副業を考えるとき、 投資のポートフォリオに置き換えて考えると分かりやすい。
投資の鉄則に、卵は一つのかごに盛るな、というものがある。
ひとところに卵を重ねて置くと、カゴをひっくり返した時には、すべてが失われる。
置く場所は分けておいたほうが安全だ、というものだ。
これに例えると、投資するときには、外国株式、国内株式、 海外債券、公社債などに分散して投資したほうがよい、となる。
この観点からすれば、一つの企業で働き続けることはリスクだ。
分散投資か集中投資かは、その人の考え方に依存するので、 どちらが良いとは言えない。しかし、投資される側からすれば、 できるだけ多くの資産を自分の会社に集中投資してほしい、 ということになる。
従って、会社が従業員に対して、副業をするな、 ということは理にかなったことで、自然なことだ。できる限り、 自社の業務に集中して、利益を生む行為をしてほしい。

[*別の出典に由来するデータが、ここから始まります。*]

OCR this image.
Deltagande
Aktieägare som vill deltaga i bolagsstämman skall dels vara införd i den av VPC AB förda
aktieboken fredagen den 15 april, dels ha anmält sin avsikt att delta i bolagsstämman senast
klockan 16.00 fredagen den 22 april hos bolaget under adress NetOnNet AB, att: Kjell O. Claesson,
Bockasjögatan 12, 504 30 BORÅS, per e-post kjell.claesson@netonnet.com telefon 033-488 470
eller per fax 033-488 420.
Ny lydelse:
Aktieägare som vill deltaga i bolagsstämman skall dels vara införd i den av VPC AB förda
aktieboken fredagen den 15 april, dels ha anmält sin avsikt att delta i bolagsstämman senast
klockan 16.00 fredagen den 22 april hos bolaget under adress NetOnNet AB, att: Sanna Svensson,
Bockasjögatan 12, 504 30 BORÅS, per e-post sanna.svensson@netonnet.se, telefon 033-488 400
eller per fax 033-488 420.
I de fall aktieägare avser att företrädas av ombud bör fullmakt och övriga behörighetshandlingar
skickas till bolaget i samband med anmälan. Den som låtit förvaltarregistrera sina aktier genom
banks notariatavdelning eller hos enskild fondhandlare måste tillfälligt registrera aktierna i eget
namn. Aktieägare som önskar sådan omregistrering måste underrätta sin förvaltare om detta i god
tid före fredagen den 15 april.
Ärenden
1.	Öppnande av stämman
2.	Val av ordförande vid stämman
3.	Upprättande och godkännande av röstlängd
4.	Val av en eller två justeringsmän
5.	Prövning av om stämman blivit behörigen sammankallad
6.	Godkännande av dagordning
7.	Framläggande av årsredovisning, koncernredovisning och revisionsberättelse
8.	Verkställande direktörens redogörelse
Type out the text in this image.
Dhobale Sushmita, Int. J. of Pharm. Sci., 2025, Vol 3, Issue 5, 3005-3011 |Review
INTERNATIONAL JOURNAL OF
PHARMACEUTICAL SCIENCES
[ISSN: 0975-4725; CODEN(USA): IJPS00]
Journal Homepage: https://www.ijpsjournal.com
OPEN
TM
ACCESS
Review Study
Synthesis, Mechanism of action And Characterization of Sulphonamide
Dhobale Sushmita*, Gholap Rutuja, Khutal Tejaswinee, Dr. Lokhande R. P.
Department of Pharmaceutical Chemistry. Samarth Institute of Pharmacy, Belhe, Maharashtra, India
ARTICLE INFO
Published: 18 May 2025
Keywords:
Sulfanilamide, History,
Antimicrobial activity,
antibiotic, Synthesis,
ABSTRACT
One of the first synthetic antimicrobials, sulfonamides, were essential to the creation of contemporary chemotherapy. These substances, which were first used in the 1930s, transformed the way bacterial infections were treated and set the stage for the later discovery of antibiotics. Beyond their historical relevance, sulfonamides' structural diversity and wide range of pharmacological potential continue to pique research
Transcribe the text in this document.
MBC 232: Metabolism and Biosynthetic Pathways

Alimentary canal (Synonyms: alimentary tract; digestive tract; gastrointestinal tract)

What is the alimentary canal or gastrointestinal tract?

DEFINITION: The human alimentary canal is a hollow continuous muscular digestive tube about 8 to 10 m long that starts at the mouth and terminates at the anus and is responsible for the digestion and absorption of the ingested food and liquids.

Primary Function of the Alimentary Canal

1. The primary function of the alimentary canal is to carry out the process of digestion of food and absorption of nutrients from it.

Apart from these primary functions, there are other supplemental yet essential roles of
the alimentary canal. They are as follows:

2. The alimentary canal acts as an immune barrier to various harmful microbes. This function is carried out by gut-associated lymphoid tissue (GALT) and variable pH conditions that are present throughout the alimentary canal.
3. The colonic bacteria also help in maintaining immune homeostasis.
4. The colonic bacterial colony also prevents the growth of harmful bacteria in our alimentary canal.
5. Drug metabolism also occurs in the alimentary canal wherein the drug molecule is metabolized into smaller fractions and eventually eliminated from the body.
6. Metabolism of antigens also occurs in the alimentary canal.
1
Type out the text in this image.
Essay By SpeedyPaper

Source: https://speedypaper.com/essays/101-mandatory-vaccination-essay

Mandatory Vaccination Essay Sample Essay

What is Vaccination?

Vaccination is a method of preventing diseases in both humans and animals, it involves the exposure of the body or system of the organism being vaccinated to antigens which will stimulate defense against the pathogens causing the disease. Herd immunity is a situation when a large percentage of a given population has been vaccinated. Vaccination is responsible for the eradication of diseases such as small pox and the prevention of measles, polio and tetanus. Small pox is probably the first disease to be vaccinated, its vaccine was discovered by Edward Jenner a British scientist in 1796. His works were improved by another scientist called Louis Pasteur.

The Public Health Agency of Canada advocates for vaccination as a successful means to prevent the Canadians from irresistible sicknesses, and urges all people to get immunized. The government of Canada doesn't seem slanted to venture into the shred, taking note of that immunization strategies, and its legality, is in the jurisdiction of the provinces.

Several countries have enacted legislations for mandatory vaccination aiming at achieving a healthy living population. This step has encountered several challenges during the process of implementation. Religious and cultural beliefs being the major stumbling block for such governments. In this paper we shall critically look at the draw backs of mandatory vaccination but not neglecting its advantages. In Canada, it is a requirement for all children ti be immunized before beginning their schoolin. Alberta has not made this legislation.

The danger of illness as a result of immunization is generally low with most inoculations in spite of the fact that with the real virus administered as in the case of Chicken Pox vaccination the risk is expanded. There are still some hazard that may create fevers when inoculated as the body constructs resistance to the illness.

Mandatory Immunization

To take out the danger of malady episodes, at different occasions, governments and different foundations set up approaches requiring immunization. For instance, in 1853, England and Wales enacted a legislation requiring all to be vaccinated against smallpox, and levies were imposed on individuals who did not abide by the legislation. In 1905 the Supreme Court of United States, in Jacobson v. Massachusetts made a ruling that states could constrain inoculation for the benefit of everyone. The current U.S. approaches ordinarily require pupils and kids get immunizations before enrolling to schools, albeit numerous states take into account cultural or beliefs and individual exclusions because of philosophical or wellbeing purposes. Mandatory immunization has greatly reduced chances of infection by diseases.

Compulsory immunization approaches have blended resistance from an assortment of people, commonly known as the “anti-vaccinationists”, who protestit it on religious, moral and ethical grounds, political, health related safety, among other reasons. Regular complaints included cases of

一方、従業員の立場では、 できるだけ自己資本を分散投資したほうが、リスクは減る。 これは、自己の労働力を提供することにとどまらず、 不動産の運用、資金の運用、ありとあらゆる「資本」 の分散に通じる。
しかしながら、利益を上げるには、 最終的にはある時点で、一点に集中投資することが求められる。手持ちの資本を全て注ぎ込んでこそ、利益を最大化できるのだから。ポートフォリオの組み替えはなかなか難しいものだが、資産の性質に合わせて、集中投資の時期をずらせば、 それぞれの副業で、それなりの成果を得ることができる。
そうした観点から考えると、常に機敏な対応を行うためには、ポートフォリオに多様な要素を含むべき、ということになる。これこそダイバーシティーが現在の社会で求められている理由ともなる。
新しい潮流は常に本流から外れた異端から産み出される。民主主義に求められる、異なる意見を尊重するという原則は、ここからも、理に適ったことであると言うことができる。
初めから持てる選択肢を捨て置くという手はない。広く総合商社のように守備範囲を広げておいて、集中すべき時に、集中すべき分野に投資すれば良い。これは、自己の労働力を提供する場合にしても、 資産運用をする場合にしても、原則的に変わらない。
日本の場合には、 あまりにも過度に人的資本が集中固定化し、移動しにくい。 その背景には一所懸命が美徳とされる文化があり、 そのため、何もかもが変わりにくくなっている。悪く言えば、日本人の一所懸命は、ただの面倒くさがり、とも言えるかもしれない。実際にやってみればわかるが、常にいくつものまるで違うことを同時並行して行うマルチタスクは、なかなかしんどい。どんなに大変かは、子育て中の働く女性を見ていればわかる。働くお母さんは常に副業状態だ。
変わり身が早いという言葉は良い意味で使われることはない。しかし、変化できるものこそが、生き残っていくことは、 自然界の法則として明らかだ。明治以前であれば、 日本が変わらなくても生きて来られた。 島国で他国からの干渉もない環境があったからだ。しかし、 江戸時代の鎖国が成立した状況と現在とでは、 明らかに環境が異なる。
地球上の時間的距離が狭まる中で、日本も変わらないと、 世界の潮流からますます遠く離れていく。しかしながら、 このままガラパゴス諸島の珍獣のように、 日本が生き残るということも、 一つの戦略なのかもしれないと、 最近は思うようになった。もちろん生き残るとは限らない。ガラパゴスは運が良かっただけで、ほとんどの場合、変化できないものは絶滅するのだから。日本企業の作る携帯電話は、世界市場では見事に絶滅した。